Tools used in traditional timber framing date back thousands of years. Similar tools are used in many cultures, but the shapes vary and some are pulled rather than pushed.

Gallery[edit]

Preparing timbers[edit]

Marking and measuring tools[edit]

Tools for marking out and measuring:

  • A rule, now better known as a ruler and similar to a yard stick, is used to measure.
  • Repeated measurements often use a storey pole
  • Carpenter's marks were made with a race knife, chisel, gouge, saw, grease pencil, chalk pencil, or lead pencil.
  • Chalk line or ink line used to snap lines on the wood. Ink and a slurry of charcoal were used like chalk.
  • Carpenter pencil
  • Scratch awl or similar tools were used to scratch lines on wood before the pencil was commonly used beginning in the 19th century in the U.S.
  • Try square
  • Steel square is also known as a framing square. Historically a square with measurement markings on it was known as a "square rule" which is also a layout method.
  • Combination square
  • A Plumb-bob on a string is sometimes used with a plumb-rule or plumb-square to measure vertical or horizontal and to transfer marks between timbers while scribing.
  • Spirit level
  • Dividers Used in measuring and proportioning
  • Layout floor - a large, flat surface to mark lines and scribe timbers.

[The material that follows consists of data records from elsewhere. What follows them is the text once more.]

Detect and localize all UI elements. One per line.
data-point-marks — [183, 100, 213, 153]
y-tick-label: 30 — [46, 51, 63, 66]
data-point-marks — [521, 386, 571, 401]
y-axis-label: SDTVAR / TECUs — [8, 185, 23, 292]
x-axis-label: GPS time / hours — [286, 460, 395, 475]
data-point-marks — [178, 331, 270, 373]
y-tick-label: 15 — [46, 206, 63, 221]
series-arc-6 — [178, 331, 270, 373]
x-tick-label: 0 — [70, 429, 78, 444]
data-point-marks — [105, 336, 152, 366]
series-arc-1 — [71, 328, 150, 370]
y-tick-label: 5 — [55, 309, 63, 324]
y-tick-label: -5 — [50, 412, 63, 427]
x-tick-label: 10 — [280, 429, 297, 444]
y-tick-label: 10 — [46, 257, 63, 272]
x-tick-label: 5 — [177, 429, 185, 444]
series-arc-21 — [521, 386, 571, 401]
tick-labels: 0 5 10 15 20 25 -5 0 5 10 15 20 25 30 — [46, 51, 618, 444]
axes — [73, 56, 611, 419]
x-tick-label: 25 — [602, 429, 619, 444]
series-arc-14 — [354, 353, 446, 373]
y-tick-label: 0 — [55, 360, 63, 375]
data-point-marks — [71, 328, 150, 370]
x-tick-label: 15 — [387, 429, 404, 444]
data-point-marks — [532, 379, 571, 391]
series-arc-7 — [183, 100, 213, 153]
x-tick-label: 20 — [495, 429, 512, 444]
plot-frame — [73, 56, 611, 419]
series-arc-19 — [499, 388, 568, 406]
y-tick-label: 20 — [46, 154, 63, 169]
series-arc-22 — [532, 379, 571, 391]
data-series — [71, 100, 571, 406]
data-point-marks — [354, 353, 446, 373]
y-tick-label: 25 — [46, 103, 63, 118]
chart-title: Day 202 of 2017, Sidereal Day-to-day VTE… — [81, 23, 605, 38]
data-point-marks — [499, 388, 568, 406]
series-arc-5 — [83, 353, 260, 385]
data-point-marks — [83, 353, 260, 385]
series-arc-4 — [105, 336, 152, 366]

Hand powered cutting tools[edit]

  • Saw
    • Crosscut saws to cut timbers to length and in making joints.
    • Japanese saws are special saws used in woodworking including timber framing
  • Axes were sometimes used to cut timbers to length and in joinery.
  • Hatchet
  • Adzes are of many shapes and names.
  • Framing Chisels are heavy duty. In Western carpentry common sizes are 1 1/2 and 2 inches wide. They are designed to be struck with a mallet
  • A slick is a very large chisel designed to be pushed by hand, not struck.
  • drills for boring holes in timber framing were typically T-auger. The cutting edge of the bit can be of many shapes, the spiral auger being the standard shape since the 19th century.
  • Timber framers boring machines were invented by 1830 and hold an auger bit. They made mortising easier and faster.
  • Draw knives are used to chamfer edges of beams and shape pegs (treenails)
  • Sometimes, particularly in wooden bridge building the pegs were shaped by being driven through a hole in a heavy piece metal.
  • Historically timbers meant to be seen in houses were smoothed with a hand plane (Japanese plane including what is called a spear plane, yariganna or yari-kanna) and decorated with a chamfer or bead.
  • Twybil The name literally "two blades", historically rare in the U.S.
  • Bisaigue A French tool with similarities to a long handled twybill

Powered cutting tools[edit]

Splitting tools[edit]

A Froe is struck with a mallet to split blocks of wood into rough sizes for making pegs. Large and long timbers are split (riven) with wedges

Holding tools[edit]

  • Shaving horse may be used in making pegs
  • Draw-bore pins temporarily hold a frame together during construction.
  • Iron dogs or log dogs are used to hold timers during hewing, scribing or historically to repair or reinforce a joint
  • Sawhorses, short sawhorses are called ponies.

Material handling tools and equipment[edit]

  • Gin pole or shear legs may be used in lifting wall sections or timbers.
  • Pike pole used to push wall sections up during a barn raising
  • Rope is used to lift or pull objects, sometimes in combination with a windlass, bullwheel, or block and tackle.
  • Cranes are sometimes used to lift assemblies and materials.
  • Commander or beetel is a large, long handled mallet for forcing timbers together or apart.
  • Rollers, carts, or other lifting equipment are used to move the heavy timbers

Tool maintenance[edit]

Tools require sharpening and replacing handles.